- Born: August 5, 1868 Morrisania, Bronx, New York, U.S.
- Died: April 26, 1932 (aged 63) Falmouth, Massachusetts, U.S.
- Occupation: Newspaper publisher
- Known for: Publisher of The New York Globe
- Relatives: William Cauldwell (grandfather)

= Jason Rogers (publisher) =

American newspaper publisher

Jason Rogers (August 5, 1868 - April 26, 1932) was an early 20th-century newspaper publisher best known for his success as a publisher of The New York Globe.

==Background==

Rogers was born in Morrisania, now part of the Bronx on August 5, 1868. A grandson of William Cauldwell, publisher of the New York Sunday Mercury, Rogers was allowed to start working for that paper when he was 12. By 1893–94, Rogers became the paper's publisher while attempting to become a daily publication, a venture which failed in 1896. Rogers then bounced around to a number of papers including the Providence News, Chicago Inter Ocean, Chicago Journal, and New York Sun. In 1904, he became a manager of the Commercial Advertiser, a low-circulation paper (around 12,000) which traced its founding back to 1793 by Noah Webster. The paper was transformed as of February 1, 1904, into The Globe and Commercial Advertiser, commonly referred to as The New York Globe. The price was cut from two cents to one, and circulation jumped to 100,000 almost overnight. In 1910, Rogers became a publisher.

He published the book Newspaper Building in 1918.
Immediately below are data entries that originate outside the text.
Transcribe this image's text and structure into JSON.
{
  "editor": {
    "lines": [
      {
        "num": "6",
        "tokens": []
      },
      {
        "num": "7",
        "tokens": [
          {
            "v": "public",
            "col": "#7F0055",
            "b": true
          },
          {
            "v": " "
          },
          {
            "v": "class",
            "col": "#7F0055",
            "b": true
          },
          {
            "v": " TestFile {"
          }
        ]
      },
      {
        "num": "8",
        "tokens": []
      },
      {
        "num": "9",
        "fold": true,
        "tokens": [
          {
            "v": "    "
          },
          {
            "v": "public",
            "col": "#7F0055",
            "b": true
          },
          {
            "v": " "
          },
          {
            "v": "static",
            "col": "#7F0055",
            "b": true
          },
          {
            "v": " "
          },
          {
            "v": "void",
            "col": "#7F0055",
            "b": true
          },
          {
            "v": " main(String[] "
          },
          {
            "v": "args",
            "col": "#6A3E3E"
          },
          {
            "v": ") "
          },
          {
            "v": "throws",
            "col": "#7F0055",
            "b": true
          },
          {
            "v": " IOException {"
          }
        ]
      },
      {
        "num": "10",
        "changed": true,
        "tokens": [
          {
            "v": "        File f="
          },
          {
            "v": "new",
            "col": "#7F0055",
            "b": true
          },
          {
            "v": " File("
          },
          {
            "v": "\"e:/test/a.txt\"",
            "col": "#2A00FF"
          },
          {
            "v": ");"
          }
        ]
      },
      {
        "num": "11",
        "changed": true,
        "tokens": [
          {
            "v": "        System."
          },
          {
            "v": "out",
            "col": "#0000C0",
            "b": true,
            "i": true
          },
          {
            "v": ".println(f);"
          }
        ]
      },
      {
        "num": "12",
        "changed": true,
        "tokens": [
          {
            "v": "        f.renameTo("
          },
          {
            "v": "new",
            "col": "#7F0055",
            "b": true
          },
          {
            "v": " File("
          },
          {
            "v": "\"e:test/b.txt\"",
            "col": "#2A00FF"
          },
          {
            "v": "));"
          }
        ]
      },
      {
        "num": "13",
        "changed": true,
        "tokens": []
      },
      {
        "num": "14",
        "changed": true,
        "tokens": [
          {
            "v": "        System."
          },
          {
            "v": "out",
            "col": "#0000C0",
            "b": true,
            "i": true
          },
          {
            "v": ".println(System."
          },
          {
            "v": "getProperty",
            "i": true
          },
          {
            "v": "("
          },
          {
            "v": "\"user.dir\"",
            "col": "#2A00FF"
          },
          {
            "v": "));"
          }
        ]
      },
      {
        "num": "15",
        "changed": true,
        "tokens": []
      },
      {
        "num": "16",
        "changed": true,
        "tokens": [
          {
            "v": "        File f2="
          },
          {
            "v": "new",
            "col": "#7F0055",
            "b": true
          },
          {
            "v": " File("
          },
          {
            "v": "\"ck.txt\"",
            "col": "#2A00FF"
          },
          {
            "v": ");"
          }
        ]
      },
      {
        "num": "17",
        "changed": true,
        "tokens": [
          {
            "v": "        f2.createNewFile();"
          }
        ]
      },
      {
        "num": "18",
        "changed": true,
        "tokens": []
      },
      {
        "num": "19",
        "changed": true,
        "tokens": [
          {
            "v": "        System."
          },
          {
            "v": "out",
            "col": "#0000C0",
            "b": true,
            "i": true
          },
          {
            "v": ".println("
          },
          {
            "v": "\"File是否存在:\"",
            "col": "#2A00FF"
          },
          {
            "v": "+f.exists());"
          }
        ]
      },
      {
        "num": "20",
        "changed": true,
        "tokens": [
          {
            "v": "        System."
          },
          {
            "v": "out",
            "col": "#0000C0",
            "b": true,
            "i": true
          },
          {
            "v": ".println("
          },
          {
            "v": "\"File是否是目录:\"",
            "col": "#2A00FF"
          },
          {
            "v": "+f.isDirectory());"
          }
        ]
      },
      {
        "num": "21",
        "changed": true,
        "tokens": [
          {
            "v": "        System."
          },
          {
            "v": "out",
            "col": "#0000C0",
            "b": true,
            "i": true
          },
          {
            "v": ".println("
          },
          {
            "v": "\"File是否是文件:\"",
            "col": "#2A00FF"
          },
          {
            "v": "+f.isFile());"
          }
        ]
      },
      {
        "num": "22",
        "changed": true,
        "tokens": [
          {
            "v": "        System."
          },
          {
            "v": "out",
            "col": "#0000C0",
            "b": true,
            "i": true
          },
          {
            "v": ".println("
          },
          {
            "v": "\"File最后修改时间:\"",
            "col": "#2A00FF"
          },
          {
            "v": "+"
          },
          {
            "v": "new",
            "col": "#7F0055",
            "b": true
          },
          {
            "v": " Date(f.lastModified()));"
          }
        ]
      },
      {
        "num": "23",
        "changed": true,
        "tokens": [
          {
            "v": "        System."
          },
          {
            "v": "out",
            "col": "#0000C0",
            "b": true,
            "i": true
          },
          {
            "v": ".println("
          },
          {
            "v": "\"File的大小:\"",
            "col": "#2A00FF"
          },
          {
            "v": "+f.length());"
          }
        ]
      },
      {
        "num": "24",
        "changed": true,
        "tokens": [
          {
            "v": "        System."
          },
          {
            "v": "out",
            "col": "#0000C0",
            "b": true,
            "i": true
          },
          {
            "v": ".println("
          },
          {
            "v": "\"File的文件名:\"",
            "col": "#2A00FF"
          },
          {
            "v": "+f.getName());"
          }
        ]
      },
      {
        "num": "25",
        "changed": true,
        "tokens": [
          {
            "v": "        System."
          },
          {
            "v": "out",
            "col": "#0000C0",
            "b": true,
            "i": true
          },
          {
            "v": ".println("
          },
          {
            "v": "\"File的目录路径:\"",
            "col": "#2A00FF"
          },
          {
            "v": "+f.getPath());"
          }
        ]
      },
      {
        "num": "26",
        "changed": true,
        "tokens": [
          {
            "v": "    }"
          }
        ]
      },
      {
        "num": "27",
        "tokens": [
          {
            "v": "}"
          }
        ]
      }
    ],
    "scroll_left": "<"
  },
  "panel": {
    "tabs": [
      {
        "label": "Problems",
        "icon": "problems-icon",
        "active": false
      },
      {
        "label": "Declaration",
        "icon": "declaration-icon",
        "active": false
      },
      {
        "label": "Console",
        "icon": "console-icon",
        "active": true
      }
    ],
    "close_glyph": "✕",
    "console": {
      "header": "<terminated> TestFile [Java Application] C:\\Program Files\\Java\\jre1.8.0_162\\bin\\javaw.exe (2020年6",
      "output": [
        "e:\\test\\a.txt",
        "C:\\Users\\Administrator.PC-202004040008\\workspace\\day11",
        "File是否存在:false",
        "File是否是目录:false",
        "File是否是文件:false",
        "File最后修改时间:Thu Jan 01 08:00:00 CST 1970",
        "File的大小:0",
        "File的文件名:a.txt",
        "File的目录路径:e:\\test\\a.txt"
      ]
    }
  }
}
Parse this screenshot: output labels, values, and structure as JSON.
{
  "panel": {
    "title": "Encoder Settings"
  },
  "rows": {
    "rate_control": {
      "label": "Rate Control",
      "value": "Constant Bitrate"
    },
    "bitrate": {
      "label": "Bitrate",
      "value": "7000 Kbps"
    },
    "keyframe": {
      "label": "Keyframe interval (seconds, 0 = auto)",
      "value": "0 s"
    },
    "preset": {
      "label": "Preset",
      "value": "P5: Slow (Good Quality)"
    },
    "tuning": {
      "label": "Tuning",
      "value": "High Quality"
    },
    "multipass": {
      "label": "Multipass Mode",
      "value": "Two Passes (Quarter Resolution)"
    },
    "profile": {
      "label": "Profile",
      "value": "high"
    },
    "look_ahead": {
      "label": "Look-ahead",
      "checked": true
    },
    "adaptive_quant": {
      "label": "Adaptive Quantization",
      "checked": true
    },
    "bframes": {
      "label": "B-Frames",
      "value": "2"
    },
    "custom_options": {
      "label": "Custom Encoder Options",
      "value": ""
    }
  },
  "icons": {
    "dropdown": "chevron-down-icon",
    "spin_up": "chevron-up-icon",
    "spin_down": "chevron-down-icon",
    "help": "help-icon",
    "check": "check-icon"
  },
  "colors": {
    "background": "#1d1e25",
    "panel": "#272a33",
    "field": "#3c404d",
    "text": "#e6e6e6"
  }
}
In 1923, the Globe was bought out by the somewhat notorious newspaper-consolidator Frank Munsey, who "merged" the Globe into the New York Sun, thus ending the "oldest daily newspaper in the United States" at that time. Rogers' dedication to high quality and serious reporting was a bit at odds with Munsey's typical operations, and as he had no ownership in the paper, he had no control over this turn of events. A year later, Rogers attempted to create a new paper in the mold of Globe, but was unable to draw sufficient investors.

Rogers was also instrumental to the founding of the Audit Bureau of Circulations (founded in 1914), for which he drafted the original plan—to provide objective methods of verifying newspaper circulation. He also served for a brief time (1927–28) as the general manager of Kansas City Journal-Post.

Rogers died in Falmouth, Massachusetts (where he had moved in 1929) on April 26, 1932.